One is transactional in nature, and one is relational. They each take a major commitment to massive amounts of work. They each must be customized for your company, and once done will never fit any other company.


As you design your loyalty program. . .

The most important metric you need to track is customer retention. How many customers are defecting? How many keep coming back?

The second most important metric is profitability. Your program should never allow unprofitable customers to become eligible for rewards.

Remember the advice of Michael Leboeuf in The Greatest Management Principle in the World: behavior that gets rewarded, gets repeated.

If you want to retain customers, let them feel rewarded for doing business with you. If you want to retain customers, don’t merely talk retention while rewarding your salespeople for “prospecting.”


The Club Card – The Transactional Solution

Points systems worked well when one company had them and the others didn’t. When everyone has them, they’re just an expensive cost of doing business. But let’s take a second look at those magnetic club cards offered by many of the nation’s grocery chains.

The club member swipes the card through the stores’ credit card reader. This simple act not only identifies the bearer of the card, but also gives the store valuable information about the member’s purchase choices.

Consider the possibilities. The MegaLoMart discovers through data mining that Chuck has no particular preferences when choosing paper towels, or charcoal briquettes, or soft drinks, but he always buys Campbell’s Cream of Chicken soup. Do you suppose that a customized offer of Campbell’s Cream of Chicken at a savings of 30 cents a can might get Chuck back into the store? If I bought six cans under this offer, the store would have given up the profit on six cans of soup in order to get me to spend another $150 on other grocery items.

Would the soup offer work for everyone? No. Only those people who were brand loyal to this specific company are likely to respond. But a well programmed computer system, looking for such predictable choices could find, and customize, different offers for each of the store’s best customers.

And since a program such as this is fully customized, no competitor could offer it - at least, not in the same way.

How much would it cost to individualize offers to your best customers?
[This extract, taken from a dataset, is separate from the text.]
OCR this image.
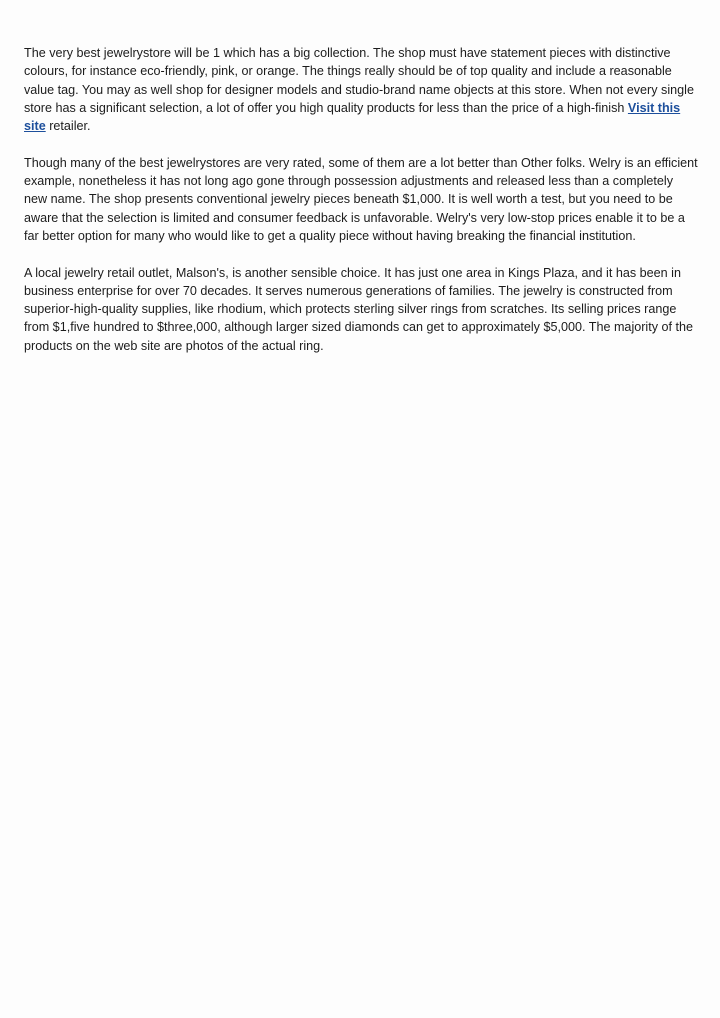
The very best jewelrystore will be 1 which has a big collection. The shop must have statement pieces with distinctive colours, for instance eco-friendly, pink, or orange. The things really should be of top quality and include a reasonable value tag. You may as well shop for designer models and studio-brand name objects at this store. When not every single store has a significant selection, a lot of offer you high quality products for less than the price of a high-finish Visit this site retailer.

Though many of the best jewelrystores are very rated, some of them are a lot better than Other folks. Welry is an efficient example, nonetheless it has not long ago gone through possession adjustments and released less than a completely new name. The shop presents conventional jewelry pieces beneath $1,000. It is well worth a test, but you need to be aware that the selection is limited and consumer feedback is unfavorable. Welry's very low-stop prices enable it to be a far better option for many who would like to get a quality piece without having breaking the financial institution.

A local jewelry retail outlet, Malson's, is another sensible choice. It has just one area in Kings Plaza, and it has been in business enterprise for over 70 decades. It serves numerous generations of families. The jewelry is constructed from superior-high-quality supplies, like rhodium, which protects sterling silver rings from scratches. Its selling prices range from $1,five hundred to $three,000, although larger sized diamonds can get to approximately $5,000. The majority of the products on the web site are photos of the actual ring.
Perhaps more importantly, how much will it cost to let your competitor do this if you don’t?


The Small Business Model – the Relational Solution.

True customer loyalty is to a differentiated brand. To inspire loyalty, you must stand out from the pack.

True customer loyalty is relational in nature. As relationships grow, we’re more comfortable, and less likely to do business with strangers.

Small businesses will always have an advantage in relationship building. The natural one-on-one help that entrepreneurs automatically offer their customers is difficult for large companies to duplicate.

Relational loyalty isn’t ensured by a rewards program. What ensures relational loyalty is everyday operational excellence.

Don’t stop at learning your customers’ preferences. Learn their names. Learn their children’s names. Learn their birthdays. Learn their sizes, their color preferences, and how often they purchase.

Then, treat them like the valuable people they are. Send them birthday cards. Ask their opinions. Yes, these things cost money. What will they spend with you over the next several years? Most customers not only tend to buy more over the years, they buy more expensive products. The longer they stay with you, the more profitable they become.

As markets mature, the smartest operators will shift their focus from new customer acquisition to building relationships with the good customers whose business we’ve already earned.


And one more thought.

The simplest and most direct way to earn customer loyalty is to recruit loyal customers. If you find the right customers to begin with, your retention rate will increase without spending any more money.

Some customers prefer you to your competitors. Some customers want long term relationships. Some customers are more profitable than others. Some customers spend more and require less service.

Look for customers that have one or more of these characteristics, then earn their business with superior service.